- Born: Crajova, Romania
- Spouse: Adrian Dobre

Academic background
- Education: MSc, PhD, engineering, 2000, Politehnica University of Bucharest
- Thesis: Modele de analiză a perturbaţiilor în canalele de transmiune utilizate în sistemele de telecomandă (1998)

Academic work
- Institutions: Memorial University of Newfoundland Politehnica University of Bucharest New Jersey Institute of Technology
- Main interests: Wireless communication
- Website: engr.mun.ca/~dobre/

= Octavia Dobre =

Canadian engineer

Octavia Adina Dobre is a Romanian-Canadian engineer. She is a professor and Tier 1 Canada Research Chair in ubiquitous connectivity at Memorial University of Newfoundland. After serving as interim dean of the Faculty of Engineering and Applied Science since May 2022, Dobre was named the permanent dean of the faculty in 2024.
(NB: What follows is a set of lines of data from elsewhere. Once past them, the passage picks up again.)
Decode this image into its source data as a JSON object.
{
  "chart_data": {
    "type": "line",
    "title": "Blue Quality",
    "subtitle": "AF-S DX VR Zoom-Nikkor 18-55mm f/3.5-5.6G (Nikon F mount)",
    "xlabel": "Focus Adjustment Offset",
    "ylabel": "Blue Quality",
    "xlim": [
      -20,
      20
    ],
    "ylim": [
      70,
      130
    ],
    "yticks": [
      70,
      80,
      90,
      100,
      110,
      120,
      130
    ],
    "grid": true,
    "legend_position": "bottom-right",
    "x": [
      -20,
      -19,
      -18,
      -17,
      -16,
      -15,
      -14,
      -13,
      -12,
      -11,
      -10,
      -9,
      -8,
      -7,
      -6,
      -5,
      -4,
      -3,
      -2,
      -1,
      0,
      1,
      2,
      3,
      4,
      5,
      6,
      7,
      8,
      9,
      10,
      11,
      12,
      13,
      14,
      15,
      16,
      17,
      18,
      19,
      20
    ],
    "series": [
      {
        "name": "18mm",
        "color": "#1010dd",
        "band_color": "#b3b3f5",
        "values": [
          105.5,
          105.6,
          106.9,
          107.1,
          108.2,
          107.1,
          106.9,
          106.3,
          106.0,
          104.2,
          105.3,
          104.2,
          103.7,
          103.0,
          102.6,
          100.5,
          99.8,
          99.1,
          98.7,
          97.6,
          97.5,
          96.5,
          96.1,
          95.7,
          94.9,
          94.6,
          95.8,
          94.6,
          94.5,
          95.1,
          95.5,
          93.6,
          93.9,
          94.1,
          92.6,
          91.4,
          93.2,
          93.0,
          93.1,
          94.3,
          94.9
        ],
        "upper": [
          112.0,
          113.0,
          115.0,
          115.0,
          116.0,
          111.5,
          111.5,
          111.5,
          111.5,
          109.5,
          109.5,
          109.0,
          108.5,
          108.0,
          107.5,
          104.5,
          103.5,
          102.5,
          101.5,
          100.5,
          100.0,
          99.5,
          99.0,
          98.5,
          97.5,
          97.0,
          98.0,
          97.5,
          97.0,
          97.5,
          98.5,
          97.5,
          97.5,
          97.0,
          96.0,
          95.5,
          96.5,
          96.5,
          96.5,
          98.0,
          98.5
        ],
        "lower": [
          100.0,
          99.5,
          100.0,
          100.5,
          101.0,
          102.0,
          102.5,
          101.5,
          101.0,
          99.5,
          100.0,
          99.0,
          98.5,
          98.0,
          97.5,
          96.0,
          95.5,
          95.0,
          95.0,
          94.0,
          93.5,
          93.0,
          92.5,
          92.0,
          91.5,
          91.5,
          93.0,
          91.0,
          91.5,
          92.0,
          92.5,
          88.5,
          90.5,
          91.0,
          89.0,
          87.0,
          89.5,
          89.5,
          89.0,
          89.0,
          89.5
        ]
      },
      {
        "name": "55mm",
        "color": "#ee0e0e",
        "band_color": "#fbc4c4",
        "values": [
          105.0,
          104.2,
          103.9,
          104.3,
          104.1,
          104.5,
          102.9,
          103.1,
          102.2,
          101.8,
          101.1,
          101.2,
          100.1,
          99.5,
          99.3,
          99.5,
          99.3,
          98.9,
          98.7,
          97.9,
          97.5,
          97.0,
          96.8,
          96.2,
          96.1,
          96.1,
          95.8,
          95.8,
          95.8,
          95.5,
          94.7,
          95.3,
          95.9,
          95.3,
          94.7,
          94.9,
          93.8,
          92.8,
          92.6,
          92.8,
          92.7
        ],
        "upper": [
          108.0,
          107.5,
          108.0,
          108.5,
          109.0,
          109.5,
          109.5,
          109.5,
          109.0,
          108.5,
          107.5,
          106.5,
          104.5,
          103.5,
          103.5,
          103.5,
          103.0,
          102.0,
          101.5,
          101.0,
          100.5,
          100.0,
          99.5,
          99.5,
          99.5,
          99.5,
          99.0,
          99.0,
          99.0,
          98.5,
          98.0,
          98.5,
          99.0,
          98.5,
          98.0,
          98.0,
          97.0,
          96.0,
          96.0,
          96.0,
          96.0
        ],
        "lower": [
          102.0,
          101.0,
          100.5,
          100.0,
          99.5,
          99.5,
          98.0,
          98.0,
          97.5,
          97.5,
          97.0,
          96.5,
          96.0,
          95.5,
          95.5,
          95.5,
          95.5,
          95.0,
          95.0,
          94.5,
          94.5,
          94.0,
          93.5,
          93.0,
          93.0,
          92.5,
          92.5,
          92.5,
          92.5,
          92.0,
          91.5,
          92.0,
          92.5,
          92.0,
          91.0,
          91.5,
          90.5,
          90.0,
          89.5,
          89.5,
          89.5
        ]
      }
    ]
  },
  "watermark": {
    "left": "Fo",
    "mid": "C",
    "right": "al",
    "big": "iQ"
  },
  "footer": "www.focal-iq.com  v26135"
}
As of 2024, she is a fellow of the Engineering Institute of Canada, Institute of Electrical and Electronics Engineers, Canadian Academy of Engineering, and Royal Society of Canada. Outside of Memorial University of Newfoundland, Dobre is also the editor-in-chief of the IEEE Open Journal of the Communications Society and former editor-in-chief of IEEE Communications Letters. She is also a member of the board of governors of the IEEE Communications Society.

== Early life and education ==
Dobre was born and raised in Crajova, Romania. After earning her Master of Science and PhD in electrical engineering at the Politehnica University of Bucharest, she worked as an assistant professor from 1998 to 2001. Dobre then accepted a one-year Royal Society Scholarship at the University of Westminster and held a Fulbright Fellowship with the Stevens Institute of Technology in the US state of New Jersey.

==Career==
Following her fellowship, Dobre worked at the Politehnica University of Bucharest and New Jersey Institute of Technology from 2002 until 2005. She then left and accepted a professorship at the Memorial University of Newfoundland in Canada. As an associate professor, Dobre spearheaded the development of Memorial's wireless communications laboratory and was elected to serve on the Institute of Electrical and Electronics Engineers Administrative Committee.

In 2015, she received the President's Outstanding Research Award for her research accomplishments in wireless communication. In January 2016, Dobre was appointed editor-in-chief of the IEEE Communications Letters.